Saturday, January 12, 2008

What will the Fed do?

It was quite amazing and amusing to see the reactions to Federal Reserve Chairman Bernanke's speech on Thursday. Sure, he allowed that the Fed could and is willing to act aggressively, but somehow that got stretched into a slam dunk certainty that the Fed will act, which is not what Bernanke said at all. In truth there will be more than enough new economic data, including the latest Fed Beige Book, plus candid, private discussions between FOMC participants and banking and business leaders in the days immediately before the FOMC meeting, so that there will be plenty of room for the Fed to evolve to a significantly different position than what people seemed to be misguidedly assuming after they distorted Bernanke's speech.

OTOH, enough people were already talking about a half-point cut as being a done deal before Bernanke's speech, as well as being indicated by fed funds futures prices, that this was Bernanke's opportunity to disavow that presumption and he most certainly did not.

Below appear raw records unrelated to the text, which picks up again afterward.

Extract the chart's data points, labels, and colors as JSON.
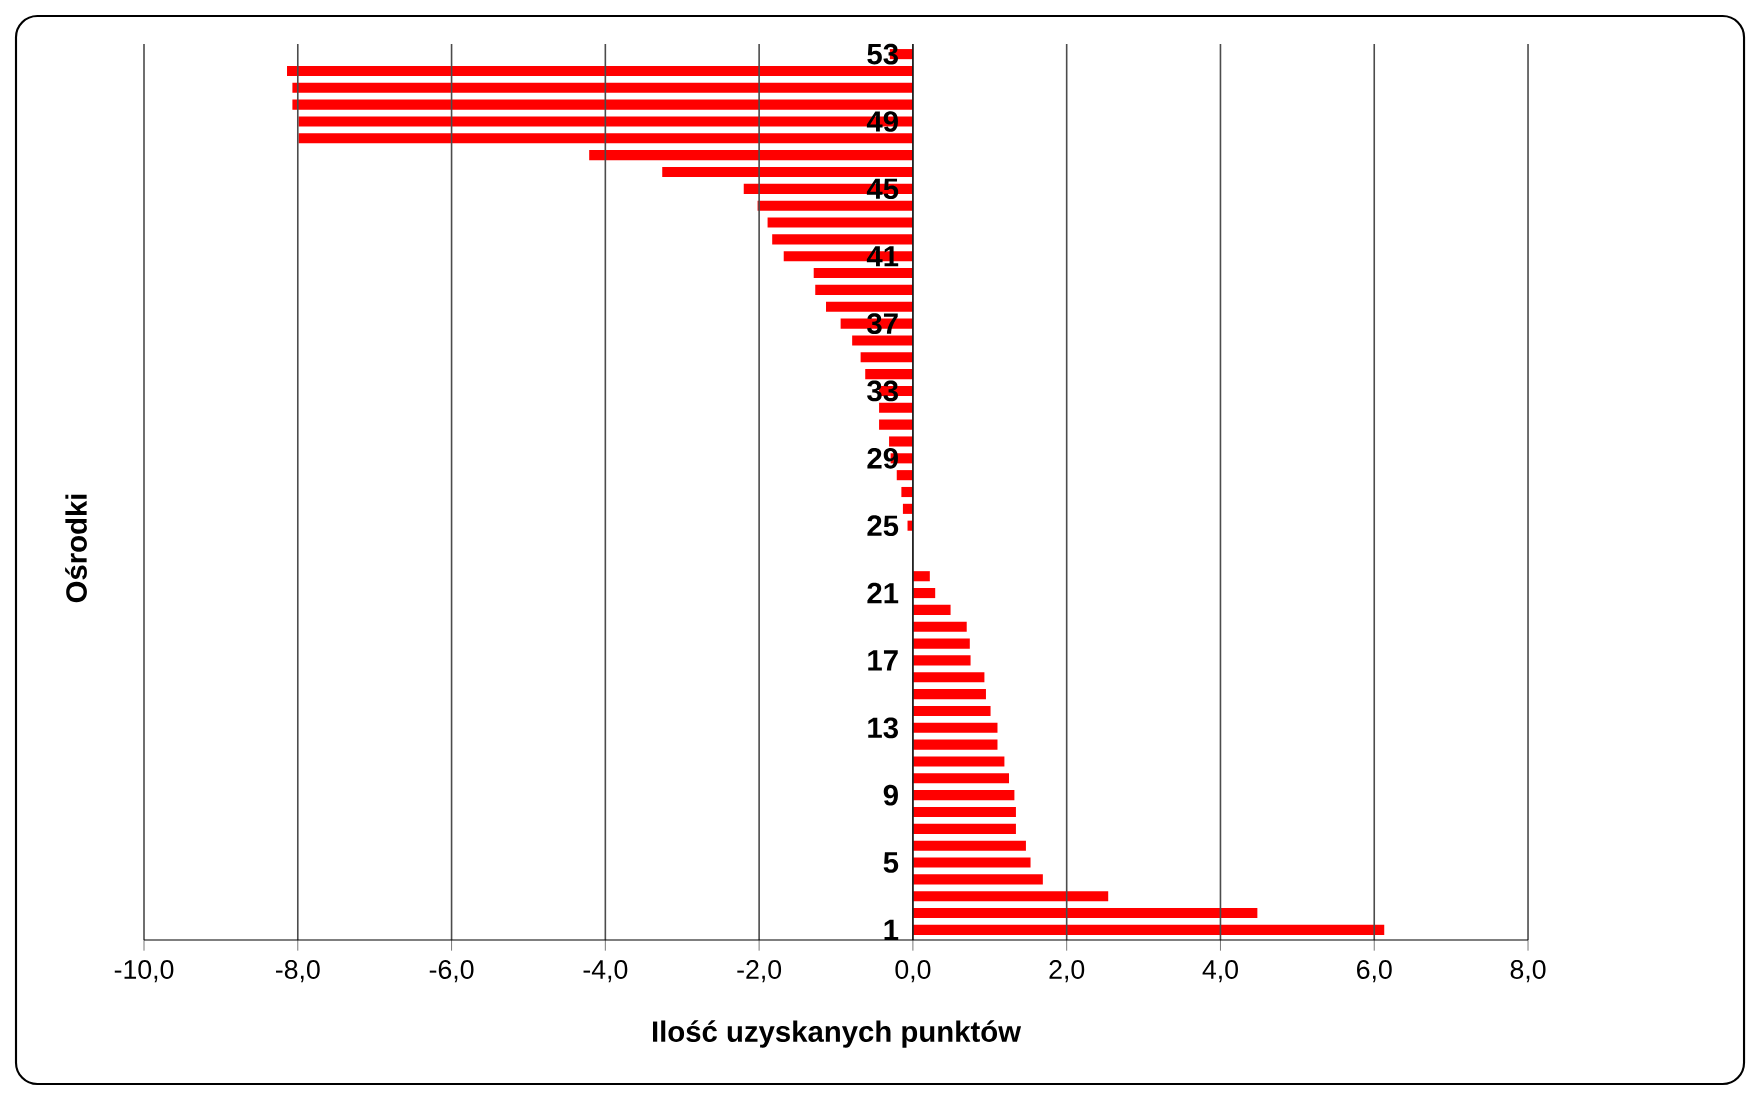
{
  "chart_data": {
    "type": "bar",
    "orientation": "horizontal",
    "xlabel": "Ilość uzyskanych punktów",
    "ylabel": "Ośrodki",
    "categories": [
      "53",
      null,
      null,
      null,
      "49",
      null,
      null,
      null,
      "45",
      null,
      null,
      null,
      "41",
      null,
      null,
      null,
      "37",
      null,
      null,
      null,
      "33",
      null,
      null,
      null,
      "29",
      null,
      null,
      null,
      "25",
      null,
      null,
      null,
      "21",
      null,
      null,
      null,
      "17",
      null,
      null,
      null,
      "13",
      null,
      null,
      null,
      "9",
      null,
      null,
      null,
      "5",
      null,
      null,
      null,
      "1"
    ],
    "values": [
      -0.3,
      -8.14,
      -8.07,
      -8.07,
      -7.99,
      -7.99,
      -4.21,
      -3.26,
      -2.2,
      -2.02,
      -1.89,
      -1.83,
      -1.68,
      -1.29,
      -1.27,
      -1.13,
      -0.94,
      -0.79,
      -0.68,
      -0.62,
      -0.44,
      -0.44,
      -0.44,
      -0.31,
      -0.29,
      -0.21,
      -0.15,
      -0.13,
      -0.07,
      0,
      0,
      0.22,
      0.29,
      0.49,
      0.7,
      0.74,
      0.75,
      0.93,
      0.95,
      1.01,
      1.1,
      1.1,
      1.19,
      1.25,
      1.32,
      1.34,
      1.34,
      1.47,
      1.53,
      1.69,
      2.54,
      4.48,
      6.13
    ],
    "color": "#ff0000",
    "xlim": [
      -10,
      8
    ],
    "xticks": [
      {
        "value": -10,
        "label": "-10,0"
      },
      {
        "value": -8,
        "label": "-8,0"
      },
      {
        "value": -6,
        "label": "-6,0"
      },
      {
        "value": -4,
        "label": "-4,0"
      },
      {
        "value": -2,
        "label": "-2,0"
      },
      {
        "value": 0,
        "label": "0,0"
      },
      {
        "value": 2,
        "label": "2,0"
      },
      {
        "value": 4,
        "label": "4,0"
      },
      {
        "value": 6,
        "label": "6,0"
      },
      {
        "value": 8,
        "label": "8,0"
      }
    ],
    "grid": "x"
  }
}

Fed funds futures prices are usually a fairly reliable indicator within 45 days of an FOMC meeting. As of the close on Friday, February fed funds futures were indicating a 100% chance of a half-point cut plus a 40% chance of an additional quarter-point cut. Part of this betting is that some people believe that the Fed may be forced to cut before the FOMC meeting as well as at the meeting.

The economic data of late has been mixed enough that there is no need for the Fed to cut its target rate before the scheduled FOMC meeting. I do believe that a quarter-point cut is a slam-dunk and that a half-point is a distinct possibility if we see significant deterioration over the next two weeks. The weekly data, such as chain store sales, unemployment claims, mortgage applications, and commercial paper issuance, will give the Fed some hard data to consider. As important, a wide variety of banking and business leaders will privately tell Fed officials what they really think is needed.

Please note that changes to the fed funds target rate impact the real economy with a significant lag, on the order of months to a year or more, so it would be incorrect to presume that any recent economic weakness was an indication that Fed monetary policy was not working. Actually, mortgage applications were up sharply last week, so there is at least some evidence that there has been some positive effect to date.